ME: {strips naked and stands on scales} Great! Looks like I’ve lost a few pounds.
STORE MANAGER: Sorry sir, but these scales are for fresh produce only.
I finally shaved my legs.
Do I contact Locks of Love or do they contact me?
My husband has been gone for 6 months. He’s on his 4th tour of Ikea.
My resignation letter to HR will be delivered via glitter bomb
[calculating calories]
Breakfast: 300
Lunch: 500
Dinner: 700
Snacking while preparing dinner: 8,374
The good news is that my appetite has come back. The bad news is that my appetite has come back.
OMG! Imagine being in a room with all of your exes!
*imagines room of people playing ps4 and ignoring me*
I’m just a girl, standing in front of a wood chipper, rented under a fake name.
After significant research, I can confirm that toddlers will not go away if you ignore them.
When your printer uses up half your new ink cartridge aligning the print head. Well played printer companies.
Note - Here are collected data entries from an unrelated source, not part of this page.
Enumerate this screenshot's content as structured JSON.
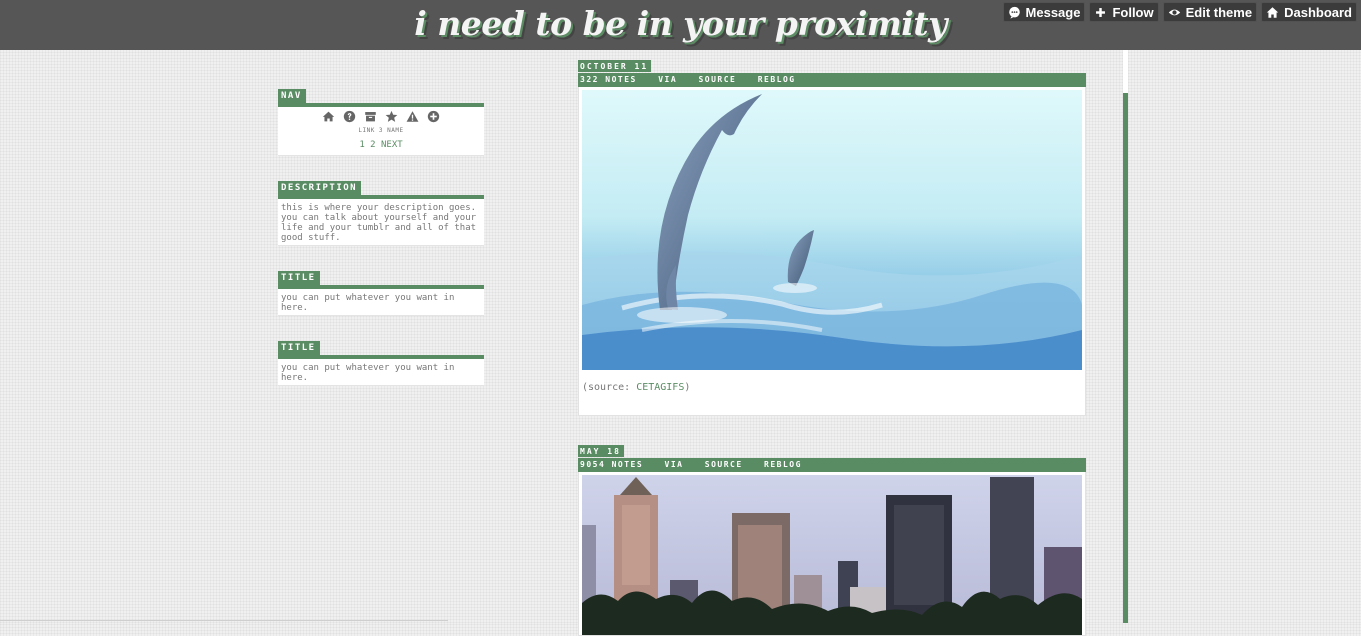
{
  "header": {
    "title": "i need to be in your proximity",
    "buttons": [
      {
        "label": "Message",
        "icon": "message-bubble-icon"
      },
      {
        "label": "Follow",
        "icon": "plus-icon"
      },
      {
        "label": "Edit theme",
        "icon": "eye-icon"
      },
      {
        "label": "Dashboard",
        "icon": "home-icon"
      }
    ]
  },
  "sidebar": {
    "nav": {
      "heading": "NAV",
      "icons": [
        "home-icon",
        "question-icon",
        "archive-icon",
        "star-icon",
        "warning-icon",
        "plus-circle-icon"
      ],
      "link_name": "LINK 3 NAME",
      "pager": [
        "1",
        "2",
        "NEXT"
      ]
    },
    "description": {
      "heading": "DESCRIPTION",
      "text": "this is where your description goes. you can talk about yourself and your life and your tumblr and all of that good stuff."
    },
    "widgets": [
      {
        "heading": "TITLE",
        "text": "you can put whatever you want in here."
      },
      {
        "heading": "TITLE",
        "text": "you can put whatever you want in here."
      }
    ]
  },
  "posts": [
    {
      "date": "OCTOBER 11",
      "notes": "322 NOTES",
      "actions": [
        "VIA",
        "SOURCE",
        "REBLOG"
      ],
      "image": "dolphins-jumping-photo",
      "caption_prefix": "(source: ",
      "caption_link": "CETAGIFS",
      "caption_suffix": ")"
    },
    {
      "date": "MAY 18",
      "notes": "9054 NOTES",
      "actions": [
        "VIA",
        "SOURCE",
        "REBLOG"
      ],
      "image": "city-skyline-photo"
    }
  ],
  "colors": {
    "accent": "#5a8c64",
    "topbar": "#565656",
    "text": "#777777"
  }
}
Uber is great because it gives me an opportunity to talk down to people that have nicer cars than me.
I’m not saying I don’t love it when my 5yo says she wants to hug me I just wish it wasn’t almost exclusively said when she’s pooping.
neil armstrong: i’ll take that for you
neil armweak: can you carry this?
I used to sing my daughter to sleep at night, which is probably why her first word was “Stop.”
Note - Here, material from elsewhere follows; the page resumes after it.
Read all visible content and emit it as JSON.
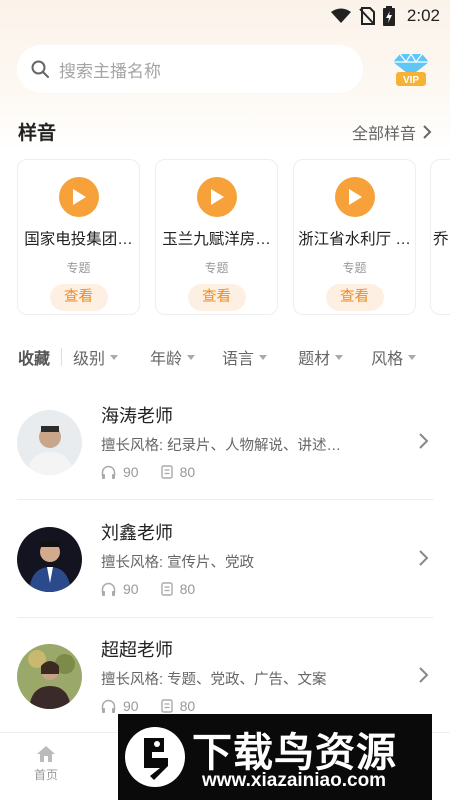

Once a guy pisses me off, I cancel their whole age group.
Currently accepting men aged 53, 74, and 98.
“No son of mine is going to spend his entire day playing video games!” I tell everyone on various social media sites.
Police: I’m afraid you’ve been the victim of identity theft…
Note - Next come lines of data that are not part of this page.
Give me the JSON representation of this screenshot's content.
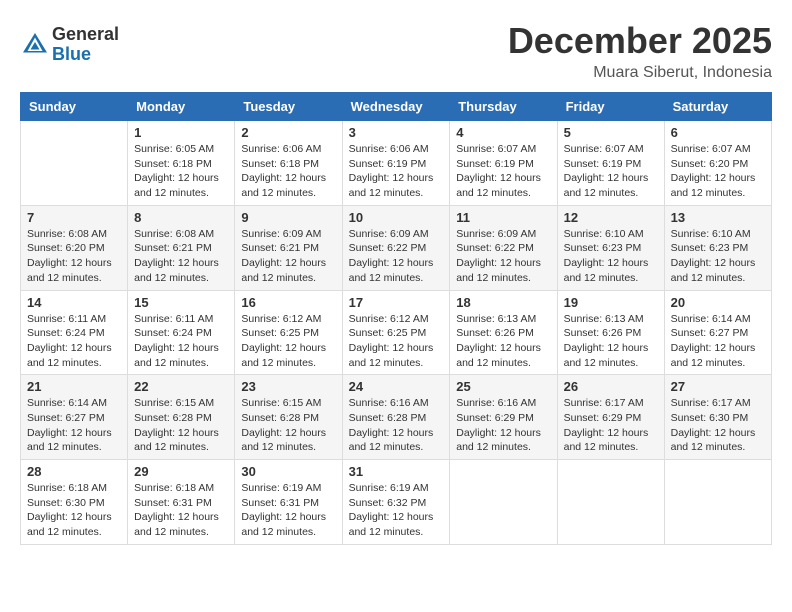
{
  "header": {
    "logo": {
      "general": "General",
      "blue": "Blue"
    },
    "title": "December 2025",
    "location": "Muara Siberut, Indonesia"
  },
  "columns": [
    "Sunday",
    "Monday",
    "Tuesday",
    "Wednesday",
    "Thursday",
    "Friday",
    "Saturday"
  ],
  "weeks": [
    [
      {
        "day": "",
        "info": ""
      },
      {
        "day": "1",
        "info": "Sunrise: 6:05 AM\nSunset: 6:18 PM\nDaylight: 12 hours\nand 12 minutes."
      },
      {
        "day": "2",
        "info": "Sunrise: 6:06 AM\nSunset: 6:18 PM\nDaylight: 12 hours\nand 12 minutes."
      },
      {
        "day": "3",
        "info": "Sunrise: 6:06 AM\nSunset: 6:19 PM\nDaylight: 12 hours\nand 12 minutes."
      },
      {
        "day": "4",
        "info": "Sunrise: 6:07 AM\nSunset: 6:19 PM\nDaylight: 12 hours\nand 12 minutes."
      },
      {
        "day": "5",
        "info": "Sunrise: 6:07 AM\nSunset: 6:19 PM\nDaylight: 12 hours\nand 12 minutes."
      },
      {
        "day": "6",
        "info": "Sunrise: 6:07 AM\nSunset: 6:20 PM\nDaylight: 12 hours\nand 12 minutes."
      }
    ],
    [
      {
        "day": "7",
        "info": "Sunrise: 6:08 AM\nSunset: 6:20 PM\nDaylight: 12 hours\nand 12 minutes."
      },
      {
        "day": "8",
        "info": "Sunrise: 6:08 AM\nSunset: 6:21 PM\nDaylight: 12 hours\nand 12 minutes."
      },
      {
        "day": "9",
        "info": "Sunrise: 6:09 AM\nSunset: 6:21 PM\nDaylight: 12 hours\nand 12 minutes."
      },
      {
        "day": "10",
        "info": "Sunrise: 6:09 AM\nSunset: 6:22 PM\nDaylight: 12 hours\nand 12 minutes."
      },
      {
        "day": "11",
        "info": "Sunrise: 6:09 AM\nSunset: 6:22 PM\nDaylight: 12 hours\nand 12 minutes."
      },
      {
        "day": "12",
        "info": "Sunrise: 6:10 AM\nSunset: 6:23 PM\nDaylight: 12 hours\nand 12 minutes."
      },
      {
        "day": "13",
        "info": "Sunrise: 6:10 AM\nSunset: 6:23 PM\nDaylight: 12 hours\nand 12 minutes."
      }
    ],
    [
      {
        "day": "14",
        "info": "Sunrise: 6:11 AM\nSunset: 6:24 PM\nDaylight: 12 hours\nand 12 minutes."
      },
      {
        "day": "15",
        "info": "Sunrise: 6:11 AM\nSunset: 6:24 PM\nDaylight: 12 hours\nand 12 minutes."
      },
      {
        "day": "16",
        "info": "Sunrise: 6:12 AM\nSunset: 6:25 PM\nDaylight: 12 hours\nand 12 minutes."
      },
      {
        "day": "17",
        "info": "Sunrise: 6:12 AM\nSunset: 6:25 PM\nDaylight: 12 hours\nand 12 minutes."
      },
      {
        "day": "18",
        "info": "Sunrise: 6:13 AM\nSunset: 6:26 PM\nDaylight: 12 hours\nand 12 minutes."
      },
      {
        "day": "19",
        "info": "Sunrise: 6:13 AM\nSunset: 6:26 PM\nDaylight: 12 hours\nand 12 minutes."
      },
      {
        "day": "20",
        "info": "Sunrise: 6:14 AM\nSunset: 6:27 PM\nDaylight: 12 hours\nand 12 minutes."
      }
    ],
    [
      {
        "day": "21",
        "info": "Sunrise: 6:14 AM\nSunset: 6:27 PM\nDaylight: 12 hours\nand 12 minutes."
      },
      {
        "day": "22",
        "info": "Sunrise: 6:15 AM\nSunset: 6:28 PM\nDaylight: 12 hours\nand 12 minutes."
      },
      {
        "day": "23",
        "info": "Sunrise: 6:15 AM\nSunset: 6:28 PM\nDaylight: 12 hours\nand 12 minutes."
      },
      {
        "day": "24",
        "info": "Sunrise: 6:16 AM\nSunset: 6:28 PM\nDaylight: 12 hours\nand 12 minutes."
      },
      {
        "day": "25",
        "info": "Sunrise: 6:16 AM\nSunset: 6:29 PM\nDaylight: 12 hours\nand 12 minutes."
      },
      {
        "day": "26",
        "info": "Sunrise: 6:17 AM\nSunset: 6:29 PM\nDaylight: 12 hours\nand 12 minutes."
      },
      {
        "day": "27",
        "info": "Sunrise: 6:17 AM\nSunset: 6:30 PM\nDaylight: 12 hours\nand 12 minutes."
      }
    ],
    [
      {
        "day": "28",
        "info": "Sunrise: 6:18 AM\nSunset: 6:30 PM\nDaylight: 12 hours\nand 12 minutes."
      },
      {
        "day": "29",
        "info": "Sunrise: 6:18 AM\nSunset: 6:31 PM\nDaylight: 12 hours\nand 12 minutes."
      },
      {
        "day": "30",
        "info": "Sunrise: 6:19 AM\nSunset: 6:31 PM\nDaylight: 12 hours\nand 12 minutes."
      },
      {
        "day": "31",
        "info": "Sunrise: 6:19 AM\nSunset: 6:32 PM\nDaylight: 12 hours\nand 12 minutes."
      },
      {
        "day": "",
        "info": ""
      },
      {
        "day": "",
        "info": ""
      },
      {
        "day": "",
        "info": ""
      }
    ]
  ]
}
Me: FINDERS KEEPERS NO TAKE BACKS
Blackberry users thought of making a joke abt the Apple-Samsung battle, but before they cud tweet thr phone hanged n battery drained out
I love you to the refrigerator and back
Goth karate is easy because you already start off with a black belt.
ME: You bring that cash you owe me?
ELEPHANT: Oh, sorry man, I forgot.
ME: No you didn’t.
When life gives you lemons maybe think to yourself, “that’s really quite remarkable given how far I live from a climate capable of growing citrus.”
Home is where the tap water doesn’t taste funny.